Maria Sharapova paid tribute to her devoted parents after becoming the first Russian to win the Wimbledon women’s title but then created a big mystery over the inspiration behind her remarkable career.
The 17-year-old from Siberia became the second youngest winner of the Venus Rosewater Bowl thanks to a 6-1 6-4 victory over defending champion Serena Williams.
The brilliant youngster sank to her knees at the point of victory before making the now traditional climb up to the players’ box to embrace her father and coach Yuri, who had accompanied his daughter’s rise to stardom every step of the way.

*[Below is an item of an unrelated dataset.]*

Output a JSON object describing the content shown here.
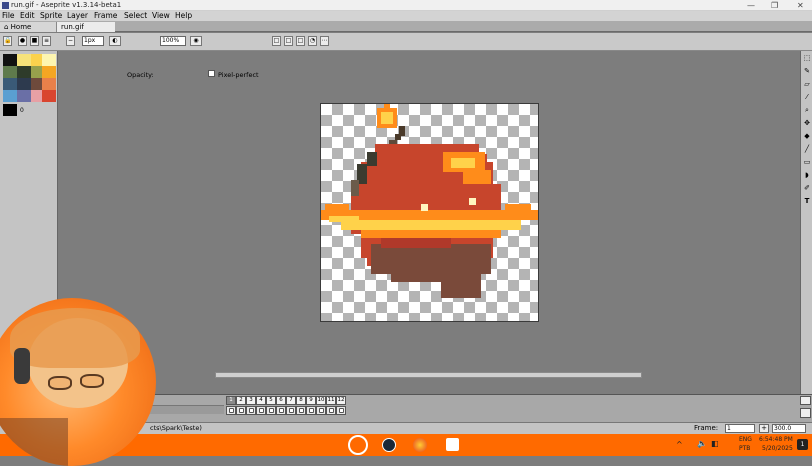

She then held up the presentation ceremony while she tried to use a mobile phone to ring her mother Yelena, who had stayed behind at the family home in Florida.
“I switched on the phone but it kept switching off,” said an ecstatic Sharapova.
“I owe my mom and dad so much. Me and my dad have been though this together all through my career. Playing is a lot easier, believe me. I owe him so much.”
Sharapova, who is set to climb to eighth in the world rankings after securing her first Grand Slam triumph, also thanked her American-based coaches, Nick Bollettieri and Robert Landsdorp, but threw a veil over the mystery inspiration behind her rise to fame.
“Nick and Robert have been a big part of my life. I want to cut this trophy up.
“There is one person I’d like to thank but I’m not going to give the name of that person for inspiring me to win this tournament.”
Williams, who was hoping to become the first player to complete a hat-trick of women’s titles since Steffi Graf, was a graceful loser but insisted she would be back to attempt a third win.
“It was not my day,” she said. “Maria played a really good match.
“Of course I’ll be back. I love Wimbledon.”